SPOT SECURED: Boris Johnson Survives Leadership Challenge in Snap Party Poll

UK Prime Minister Boris Johnson survived his confidence vote Monday evening in a rapid poll of top Conservatives announced this morning. 

Sir Graham Brady, the Conservative Member of Parliament and party functionary in charge of the leadership challenge mechanism announced Monday night from the House of Commons that 211 people voted in favour of the Prime Minister. 

148 people voted against him, giving him a 63% majority and a relatively easy victory.

Boris, though, is in no way safe according to the party’s rules and traditions. While winning a confidence vote is relatively simple, weathering the ramifications is more difficult: winning a subsequent election while dealing with public impressions of having been challenged for your own leadership by colleagues looms large over the campaign.

The confidence vote was only declared this morning, following a Conservative internal process that sees such challenges become official after 15% of the party’s sitting MPs send Sir Graham sealed letters. With the announcement and the vote coming within hours of each other, it was evident that a decision had been made to get the process over with as soon as possible.

Boris Johnson had agreed to bring the vote forward as soon as possible, Sir Graham disclosed in comments Monday morning. It’s possible that this was done on purpose to deny the rebels time to plot and build their own support network.

While Boris Johnson has faced opposition from inside the Conservative Party since taking office, primarily from the once-powerful pro-Europe, anti-Brexit wing, concern about his leadership has intensified in recent months with his handling of the Coronavirus lockdown restrictions.

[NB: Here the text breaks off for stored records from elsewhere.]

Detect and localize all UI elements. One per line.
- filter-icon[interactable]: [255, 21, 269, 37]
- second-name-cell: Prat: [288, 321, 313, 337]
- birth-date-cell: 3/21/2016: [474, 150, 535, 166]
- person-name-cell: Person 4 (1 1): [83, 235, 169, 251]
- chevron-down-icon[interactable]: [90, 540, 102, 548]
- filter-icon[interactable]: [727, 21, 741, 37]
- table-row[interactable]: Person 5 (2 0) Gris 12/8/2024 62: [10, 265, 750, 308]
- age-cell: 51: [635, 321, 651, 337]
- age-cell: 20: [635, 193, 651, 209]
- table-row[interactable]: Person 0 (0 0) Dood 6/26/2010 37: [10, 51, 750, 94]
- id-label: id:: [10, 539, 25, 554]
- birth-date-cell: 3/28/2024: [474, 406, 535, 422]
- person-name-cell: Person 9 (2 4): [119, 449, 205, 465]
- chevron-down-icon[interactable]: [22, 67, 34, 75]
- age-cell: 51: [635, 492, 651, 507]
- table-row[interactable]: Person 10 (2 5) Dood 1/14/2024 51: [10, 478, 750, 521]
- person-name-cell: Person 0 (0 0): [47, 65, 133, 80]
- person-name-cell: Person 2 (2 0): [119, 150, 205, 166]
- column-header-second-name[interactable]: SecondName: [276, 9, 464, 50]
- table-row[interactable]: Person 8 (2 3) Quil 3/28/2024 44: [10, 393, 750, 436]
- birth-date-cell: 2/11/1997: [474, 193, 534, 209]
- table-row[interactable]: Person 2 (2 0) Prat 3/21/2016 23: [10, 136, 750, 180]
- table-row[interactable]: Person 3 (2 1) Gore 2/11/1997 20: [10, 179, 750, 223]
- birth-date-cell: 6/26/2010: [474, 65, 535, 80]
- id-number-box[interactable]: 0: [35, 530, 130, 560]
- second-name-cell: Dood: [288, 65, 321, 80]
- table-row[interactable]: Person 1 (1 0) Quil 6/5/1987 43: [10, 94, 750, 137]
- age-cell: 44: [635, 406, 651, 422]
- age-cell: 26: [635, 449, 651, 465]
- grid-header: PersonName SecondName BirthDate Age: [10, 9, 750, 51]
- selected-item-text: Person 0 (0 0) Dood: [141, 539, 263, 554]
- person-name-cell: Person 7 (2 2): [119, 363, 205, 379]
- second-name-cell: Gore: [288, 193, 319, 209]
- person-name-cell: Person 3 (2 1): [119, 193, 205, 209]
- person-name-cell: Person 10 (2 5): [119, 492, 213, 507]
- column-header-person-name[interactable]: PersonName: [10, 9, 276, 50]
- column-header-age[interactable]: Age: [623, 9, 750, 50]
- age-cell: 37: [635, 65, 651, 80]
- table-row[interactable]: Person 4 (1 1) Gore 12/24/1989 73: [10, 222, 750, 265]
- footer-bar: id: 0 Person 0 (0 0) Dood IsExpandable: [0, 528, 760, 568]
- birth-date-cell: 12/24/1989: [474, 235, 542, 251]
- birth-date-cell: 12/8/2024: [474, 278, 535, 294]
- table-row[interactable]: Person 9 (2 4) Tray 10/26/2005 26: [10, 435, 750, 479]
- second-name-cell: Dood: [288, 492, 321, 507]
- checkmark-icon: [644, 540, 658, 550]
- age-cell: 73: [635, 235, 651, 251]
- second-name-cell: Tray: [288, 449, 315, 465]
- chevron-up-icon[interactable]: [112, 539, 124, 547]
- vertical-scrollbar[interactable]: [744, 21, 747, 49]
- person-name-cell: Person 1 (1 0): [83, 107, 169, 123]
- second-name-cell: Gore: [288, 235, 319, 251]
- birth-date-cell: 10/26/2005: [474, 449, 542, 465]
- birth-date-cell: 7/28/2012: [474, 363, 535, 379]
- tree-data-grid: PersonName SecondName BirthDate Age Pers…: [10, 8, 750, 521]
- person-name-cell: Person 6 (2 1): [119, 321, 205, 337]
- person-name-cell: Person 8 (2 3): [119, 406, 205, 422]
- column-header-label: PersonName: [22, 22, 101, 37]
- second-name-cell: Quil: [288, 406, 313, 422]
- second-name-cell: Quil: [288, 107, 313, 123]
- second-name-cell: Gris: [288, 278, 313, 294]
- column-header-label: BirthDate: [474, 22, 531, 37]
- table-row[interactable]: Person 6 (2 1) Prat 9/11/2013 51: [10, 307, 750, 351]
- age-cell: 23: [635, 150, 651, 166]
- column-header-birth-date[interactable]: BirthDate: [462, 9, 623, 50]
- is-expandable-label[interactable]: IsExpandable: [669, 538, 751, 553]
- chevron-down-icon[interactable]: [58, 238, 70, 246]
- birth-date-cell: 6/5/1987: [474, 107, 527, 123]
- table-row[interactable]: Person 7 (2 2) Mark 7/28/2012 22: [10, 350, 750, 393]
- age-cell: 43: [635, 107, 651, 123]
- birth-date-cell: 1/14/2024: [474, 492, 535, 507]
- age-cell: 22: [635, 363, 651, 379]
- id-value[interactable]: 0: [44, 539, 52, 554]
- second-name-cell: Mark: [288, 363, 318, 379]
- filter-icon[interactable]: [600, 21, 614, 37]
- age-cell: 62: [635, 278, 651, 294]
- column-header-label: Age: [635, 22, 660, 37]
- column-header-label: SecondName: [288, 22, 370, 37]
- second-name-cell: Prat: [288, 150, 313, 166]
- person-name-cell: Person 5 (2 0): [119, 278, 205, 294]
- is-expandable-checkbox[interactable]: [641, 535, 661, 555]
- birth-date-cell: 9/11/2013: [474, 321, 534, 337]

Although the United Kingdom was not the harshest in the end, falling short of certain countries’ forced vaccination laws, Boris Johnson’s government did lock down the country hard and early. 

Pollsters noted that while ordinarily free-loving Britons appeared to be delighted with the measures at the time, discontent grew as it became clear that the government had broken its own laws.

This alleged failure by Johnson and other top figures to obey their own standards was detailed in an internal memo circulated among Conservative MPs over the weekend that laid out the case for deposing Boris. 

The memo claimed that the Prime Minister had gone from an asset to a liability, saying that his brand was robbing even popular Conservative programmes of their capacity to reach through and gratify people.